Orosz uses architecture as a metaphor for mental framework. Bafflement in architecture = bafflement in perception and thus in understanding. Classical forms stand in as a kind of alphabet, but the words and sentences composed from this alphabet twist around and negate themselves in the vertigo-including manner of a Moebius strip. They are symbolic representations of contemporary episodes of displacement, like those in plays by Samuel Beckett. Orosz fragments the border between reality and hallucination, wakefulness and dreaming. Lovely icons of the Golden Age are depicted in ruins, their parts misaligned.  It is as if the artist has pressed, like a flower, the physical world from three to two dimensions, and in the process, parts have unattached and then reattached strangely. The jolt of the “mistake” – in the image and in the viewer’s perception – is always there. Look again and there it is again. The eye perceives, the brain registers, the nerves lurch.
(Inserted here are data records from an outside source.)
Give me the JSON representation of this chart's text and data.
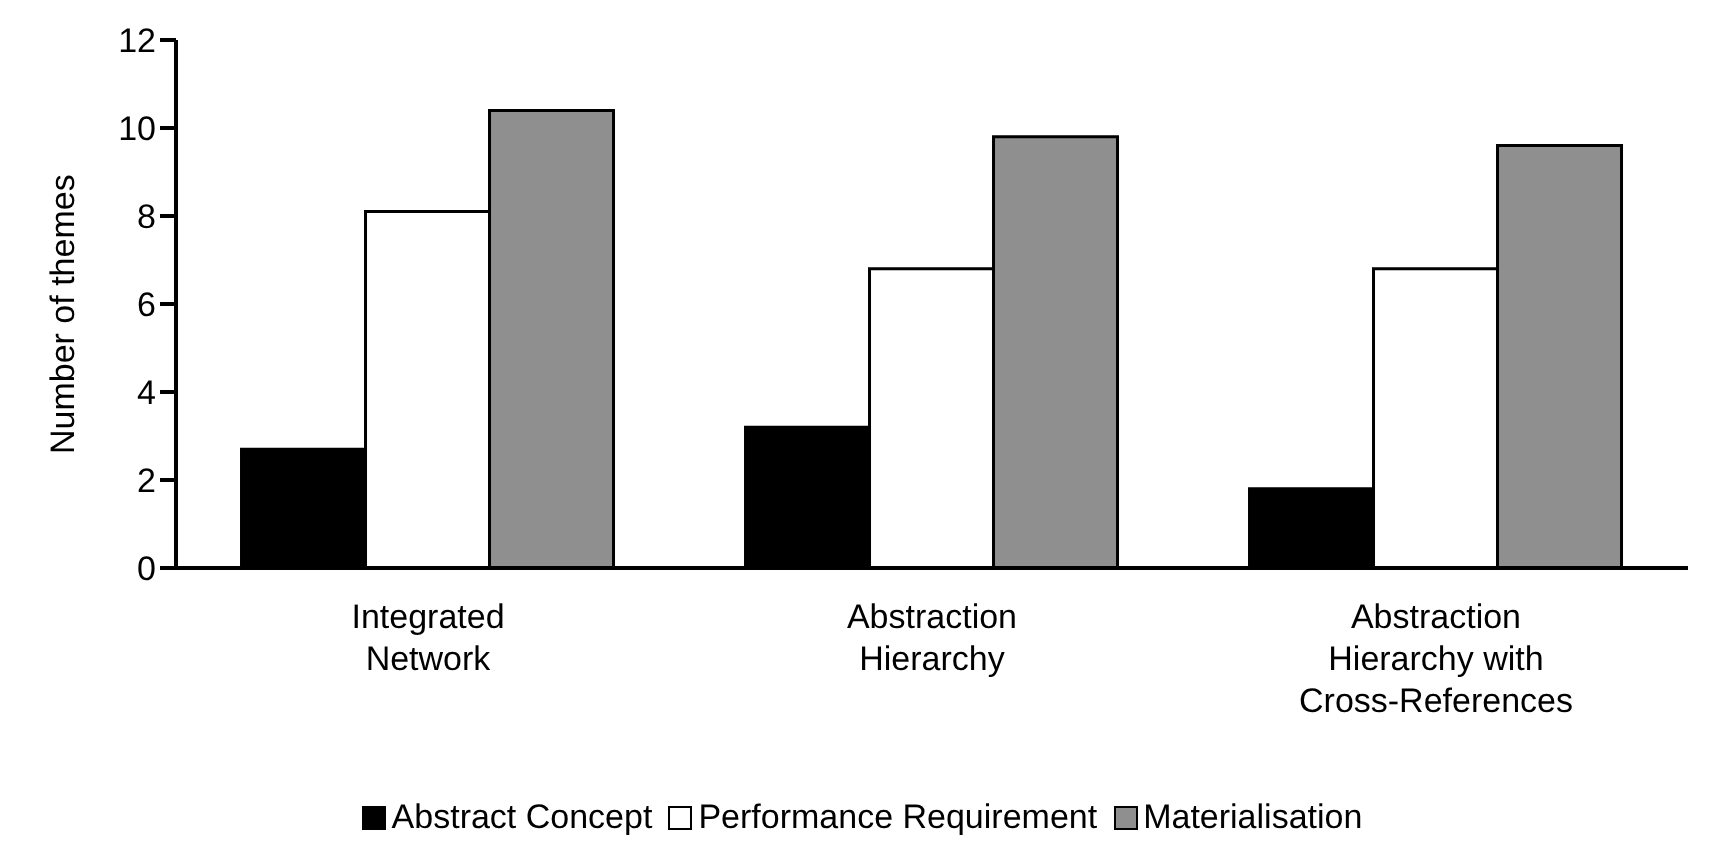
{
  "chart_data": {
    "type": "bar",
    "ylabel": "Number of themes",
    "categories": [
      "Integrated Network",
      "Abstraction Hierarchy",
      "Abstraction Hierarchy with Cross-References"
    ],
    "series": [
      {
        "name": "Abstract Concept",
        "color": "#000000",
        "values": [
          2.7,
          3.2,
          1.8
        ]
      },
      {
        "name": "Performance Requirement",
        "color": "#ffffff",
        "values": [
          8.1,
          6.8,
          6.8
        ]
      },
      {
        "name": "Materialisation",
        "color": "#8f8f8f",
        "values": [
          10.4,
          9.8,
          9.6
        ]
      }
    ],
    "ylim": [
      0,
      12
    ],
    "yticks": [
      0,
      2,
      4,
      6,
      8,
      10,
      12
    ],
    "grid": false,
    "legend": "bottom"
  }
}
Every time.
(Roberta Lord)

2014. július 7., hétfő

JOHANNES DE EYCK FUIT HIC

Barren room, boxlike metaphysical space. Hoogstraten or Magritte – I might say. The pattern of the checkerboard floor approaching us aggressively breaks up the plane, and withdrawing from us – now we can see it! – “runs out” of the space through the mirrors.
The space of the present. Mr Giovanni Arnolfini looks back at us from the aperture struck through the dim memory of past eras. The large work is a window to the past, a window open only a slit. The distance is not merely spatial. Looking forward, we glance back. Periscope.
Does the playful-taut geometry of perspectives and reflections refer to space or time?
Following the path of the bouncing ray of light, the reconstructable fantasy places the figure behind the scene of the empty panel of the door, taking its point of departure from the volatile mirror-image – as it should. The riddle is solved.
But the gaze obsessively scanning further cannot release itself from its viewpoint in the labyrinth of the kaleidoscopic mirror-image. Our comprehension and obvious certitude are in vain: the creature of the gentle master of visual illusion is to us only a reflected image, a disembodied phenomenon.